- Our PhD level Inventive Scientists are technical leaders in their field, establishing external recognition while creating innovative, business-impacting solutions.
- Data Scientists will usually have a Master’s; they are responsible for the entire data – to – solution pipeline. They both support the Inventive Scientists and are responsible for their own projects.
Location can be Bedminster, NJ or New York, NY.
Desired areas of expertise:
- Spatiotemporal analysis of mobile data - The AT&T network generates billions of records per day from handheld devices, each one providing a data point in time and space. Understanding the dynamics of this data through time series and spatial statistics helps AT&T better serve its customers, improve its network, and develop new products and services.
- Statistical computation - AT&T is developing high-performance statistical models and algorithms (mostly in R) to leverage modern streaming and storage technologies. One example is the AT&T collaborative coding project RCloud http://rcloud.social/.
- Text mining - AT&T is modeling free-form text from millions of customer surveys, representative notes, and chats as one way to manage our business in real time. New methods are needed to keep up with the volume and complexity of this data.
- Data visualization - AT&T creates algorithms, systems, and techniques for visualizing new data sets at increasingly large scale. AT&T is especially interested in interactive visualization of very large geospatial and temporal data. One example is our open source project Nanocubes http://nanocubes.net .
- Database management and data quality - AT&T is building high-performance and low latency systems to manage high velocity data streams. These systems are critical for accurate processing and analysis of data from the AT&T mobile network. Analyzing the data to identify glitches, and cleaning the data to minimize distortion while preserving maximal underlying variation, are essential to ensure meaningful big data analytics.

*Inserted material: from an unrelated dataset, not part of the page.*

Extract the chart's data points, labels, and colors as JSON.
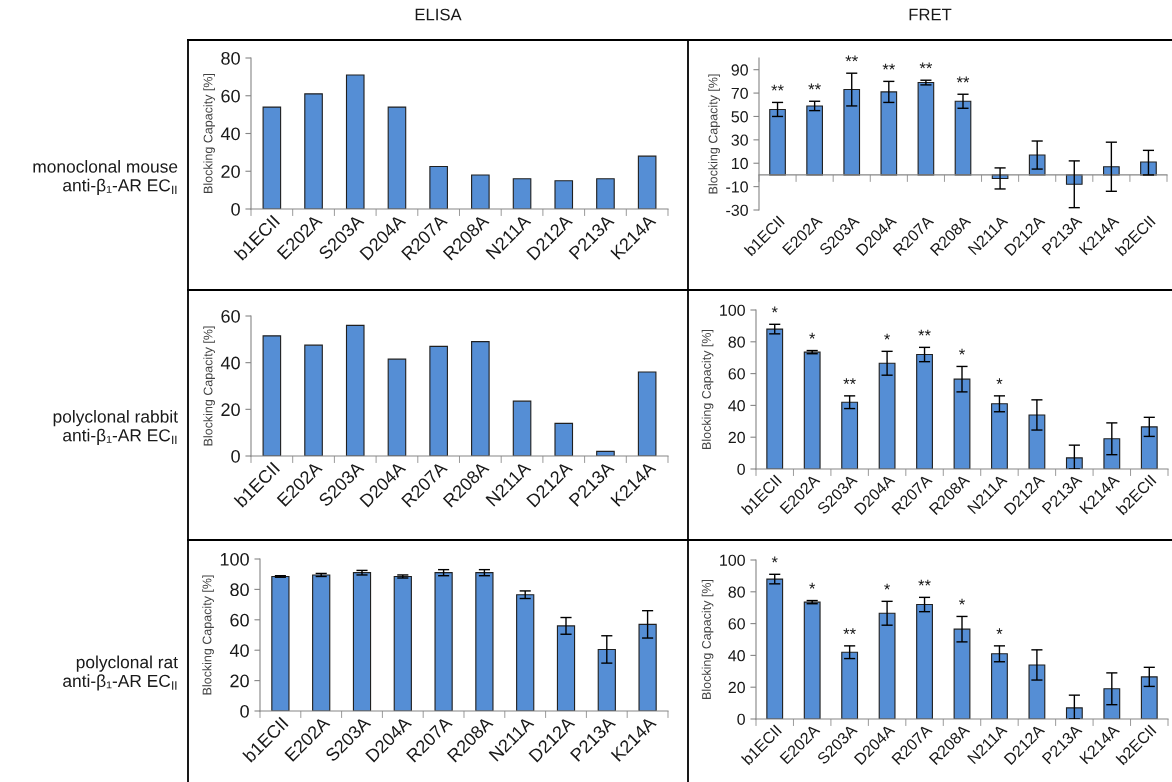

- Predictive Modeling – We estimate models to predict customer behavior and sentiment, service disruptions, and event impacts. Models serve to both target, and to gain insight into variable relationships. Our rich customer and network data allows analysts to positively affect business outcomes and to pursue methodological research (comparing machine learning algorithms, for example).
- Inventive Scientist candidates shall have a PhD or equivalent in a data science field, including these most commonly: Statistics, Computer Science, Machine Learning, Operations Research, Computer Engineering, and Mathematics.
- Data Science candidates shall have a Master’s or PhD in a data science field.
- Experience and passion for finding solutions to real world, applied problems. In addition for Inventive Scientists, established excellence in applied research through publications, new research techniques, open source contributions, and patents.
- Expertise working with large industrial scale data sets, and the ability to use software to manipulate data, prototype new tools, and extract actionable insights from that data.
- Capable of presenting outcomes of analytic solutions in a format easily understood by a non-technical audience.
- Expert-level skills and abilities within field of knowledge, and demonstrated ability to develop new ideas from inception to prototype.
- Accomplished R programmer, and experience coding with other languages such as C/C++, Python, and Java.
- Experience with modern data management systems like Hadoop, NoSQL, and Spark.
- Candidates with 5+ years of relevant experience may be considered for a more senior position.
Qualified candidates may be asked to submit a Research Statement (required for Inventive Scientist applicants) and 3-5 references (required for Inventive Scientist applicants, optional but encouraged for Data Scientist applicants).